Julia: Wij zijn in staat een radicaal gebaar te maken en vormen te bedenken die speels en creatief zijn in de ruimtes die wij gebruiken. Dat zou hierbuiten niet mogelijk zijn.
Andrea: Voorstellingen kunnen een blik op de wereld veranderen. De wereld wordt alleen maar aan je gepresenteerd als realiteit, maar dat is slechts een mogelijke realiteit. De huidige politieke, sociale, economische en ecologische ondergang – voorstellingen kunnen een ruimte innemen die iets nieuws creëren. Dat is misschien waar voor ons de maatschappelijke relevantie in schuilt.
Hoe zijn jullie begonnen met het platform TILT?
Andrea: Julia komt vanuit de beeldende kunst, Robert is geluidskunstenaar en ik kom uit de podiumkunst, maar met elke in-disciplinaire performance werkt ieder binnen zijn of haar eigen gebied. We zijn drie onafhankelijke kunstenaars die samen voorstellingen zijn gaan maken. Het interdisciplinaire platform hebben we opgezet om ons werk in samenwerking met andere partners te kunnen produceren, maar we zijn nooit als collectief begonnen. Maar bovenal is het ook om een statement te maken en om horizontale verbindingen tussen die aparte werelden te maken.
Julia: Een platform biedt ons de mogelijkheid om ons te organiseren en stil te staan bij vragen als: hoe verdelen we het auteurschap? Als je een collectief bent gebruik je altijd hetzelfde handschrift. Wij kunnen met elk project opnieuw bepalen hoe we dat verdelen. Dat maakt dat we een horizontale, flexibele organisatie zijn.
Andrea: Het belangrijkste aan ons werk is het vinden van een passende vorm waarin we de wereld die we denken te kennen op een andere manier kunnen ervaren.

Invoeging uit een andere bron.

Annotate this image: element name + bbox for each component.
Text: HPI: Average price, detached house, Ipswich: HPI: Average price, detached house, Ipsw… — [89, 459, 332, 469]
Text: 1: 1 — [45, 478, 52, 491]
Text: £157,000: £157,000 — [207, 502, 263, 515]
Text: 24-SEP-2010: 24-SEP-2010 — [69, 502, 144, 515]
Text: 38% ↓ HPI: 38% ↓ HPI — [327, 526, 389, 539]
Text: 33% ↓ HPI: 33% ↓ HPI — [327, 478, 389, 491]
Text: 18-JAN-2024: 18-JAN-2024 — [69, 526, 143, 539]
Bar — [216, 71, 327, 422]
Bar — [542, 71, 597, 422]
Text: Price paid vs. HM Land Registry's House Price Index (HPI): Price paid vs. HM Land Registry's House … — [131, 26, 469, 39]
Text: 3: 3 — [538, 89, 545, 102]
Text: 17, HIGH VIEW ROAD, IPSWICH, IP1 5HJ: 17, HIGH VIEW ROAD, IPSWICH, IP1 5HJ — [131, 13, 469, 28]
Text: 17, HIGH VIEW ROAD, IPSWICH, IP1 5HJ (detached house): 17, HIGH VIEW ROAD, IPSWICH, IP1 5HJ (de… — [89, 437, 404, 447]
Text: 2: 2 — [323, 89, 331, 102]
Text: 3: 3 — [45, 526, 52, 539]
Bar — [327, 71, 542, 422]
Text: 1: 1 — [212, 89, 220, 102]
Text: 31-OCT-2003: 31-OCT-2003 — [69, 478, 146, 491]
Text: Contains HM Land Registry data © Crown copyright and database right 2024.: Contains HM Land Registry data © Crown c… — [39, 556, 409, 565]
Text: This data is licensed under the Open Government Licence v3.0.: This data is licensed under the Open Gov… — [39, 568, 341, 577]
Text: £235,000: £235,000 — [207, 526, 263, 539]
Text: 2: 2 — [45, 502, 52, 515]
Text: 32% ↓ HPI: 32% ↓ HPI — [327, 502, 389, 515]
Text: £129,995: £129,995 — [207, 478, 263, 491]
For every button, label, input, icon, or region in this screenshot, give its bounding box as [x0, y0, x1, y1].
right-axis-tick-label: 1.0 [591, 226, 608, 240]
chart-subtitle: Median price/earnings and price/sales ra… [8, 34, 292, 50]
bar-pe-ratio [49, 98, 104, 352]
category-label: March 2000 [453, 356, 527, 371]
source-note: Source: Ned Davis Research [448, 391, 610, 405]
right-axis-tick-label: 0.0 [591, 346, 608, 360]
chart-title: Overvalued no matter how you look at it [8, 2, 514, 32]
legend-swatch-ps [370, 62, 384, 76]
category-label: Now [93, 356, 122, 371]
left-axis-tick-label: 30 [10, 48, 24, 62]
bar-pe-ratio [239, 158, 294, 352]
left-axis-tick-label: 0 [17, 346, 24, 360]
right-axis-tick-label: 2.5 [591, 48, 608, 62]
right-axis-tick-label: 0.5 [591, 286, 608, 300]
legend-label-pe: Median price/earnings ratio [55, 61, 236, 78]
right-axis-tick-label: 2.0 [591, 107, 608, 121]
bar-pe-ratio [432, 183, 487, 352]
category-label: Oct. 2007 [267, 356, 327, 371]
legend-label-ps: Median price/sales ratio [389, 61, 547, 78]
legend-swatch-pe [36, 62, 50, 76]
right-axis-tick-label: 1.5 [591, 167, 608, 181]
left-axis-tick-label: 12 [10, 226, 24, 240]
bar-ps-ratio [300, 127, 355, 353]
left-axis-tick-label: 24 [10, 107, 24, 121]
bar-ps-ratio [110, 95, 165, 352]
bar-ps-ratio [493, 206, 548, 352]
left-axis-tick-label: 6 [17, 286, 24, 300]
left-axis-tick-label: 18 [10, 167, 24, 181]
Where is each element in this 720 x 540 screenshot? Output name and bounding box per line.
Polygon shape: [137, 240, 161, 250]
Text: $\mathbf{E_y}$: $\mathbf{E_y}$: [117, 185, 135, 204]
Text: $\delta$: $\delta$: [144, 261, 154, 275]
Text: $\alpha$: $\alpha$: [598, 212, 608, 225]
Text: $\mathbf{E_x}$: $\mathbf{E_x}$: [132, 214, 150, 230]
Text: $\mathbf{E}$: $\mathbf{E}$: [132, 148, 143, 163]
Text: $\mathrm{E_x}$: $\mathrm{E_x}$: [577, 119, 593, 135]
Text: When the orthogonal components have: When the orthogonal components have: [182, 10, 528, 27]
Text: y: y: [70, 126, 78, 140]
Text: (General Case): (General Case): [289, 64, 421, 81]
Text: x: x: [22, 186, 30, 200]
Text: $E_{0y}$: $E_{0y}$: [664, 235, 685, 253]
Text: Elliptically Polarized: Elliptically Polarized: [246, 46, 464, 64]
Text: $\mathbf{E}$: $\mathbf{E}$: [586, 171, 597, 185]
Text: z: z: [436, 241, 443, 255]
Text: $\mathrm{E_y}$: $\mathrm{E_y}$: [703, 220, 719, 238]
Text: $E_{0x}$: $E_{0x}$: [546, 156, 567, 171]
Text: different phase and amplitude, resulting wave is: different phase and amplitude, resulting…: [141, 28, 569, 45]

En dat heeft geleid tot een interdisciplinaire structuur. We willen ons op een andere manier met ons publiek verbinden.
Hoe weten jullie welke vorm je gaat gebruiken voor het verhaal dat je vertellen wil?
Andrea: We vertellen geen verhaal, maar we zoeken een manier hoe we iets onverwachts kunnen laten opdoemen. We zoeken naar de taal die nodig is om een bepaalde ervaring en werkelijkheid naar anderen te communiceren.
Julia: We stapelen verschillende ruimtes in lagen op elkaar, en daarmee ontstaat een derde, poreuze ruimte. Het publiek wordt in deze ruimte uitgenodigd en na een tijdje wordt die ruimte net zo normaal en natuurlijk als de ruimte waarin we binnenkwamen.
Andrea: Met de droomwereld, bijvoorbeeld, waren we oorspronkelijk niet eens zo geïnteresseerd in de droomwereld zelf. Maar meer in: wat zijn de grenzen van de performance, wat is het einde van de speelvloer, waar ligt de grens tussen de wereld van het werk en de echte wereld? Dus we wilden niet dat mensen een theater zouden binnenstappen om de voorstelling te zien en daarna weer naar de buitenwereld terugkeren. Waar we echt naar op zoek zijn gegaan is hoe we een ruimte kunnen scheppen waarin we de tijd, de ruimte en de relatie tot elkaar kunnen reorganiseren. We stellen graag vragen bij de blik waarmee je de ruimte binnenkomt. Er zijn dus twee ruimtes die over elkaar heen liggen. Ten eerste hebben we de kaart van de droomwereld en ten tweede de echte gebouwen en de alledaagse werkelijkheid waarin we de voorstelling plaatsen. We kwamen op deze vorm uit omdat je normaal gesproken niet zo stilstaat bij hoe een gebouw eruitziet als je er op een doodgewone dag naar binnen gaat. Maar dankzij deze performance ga je er echt op letten. En dan sijpelt de droomlogica van de voorstelling langzamerhand dor in de alledaagse logica. En als je dan na de voorstelling gewoon verdergaat met alles in de echte wereld, dan hopen wij dat die logica je nog een paar dagen bijblijft, of op zijn minst een paar uur. Met die dromen waren we dus niet zozeer op zoek naar de manier waarop dromen psychoanalytisch in elkaar zitten maar veel meer naar de soort wereld die dat is, en naar een manier om met die andere loigica naar de wereld om ons heen te kunnen kijken.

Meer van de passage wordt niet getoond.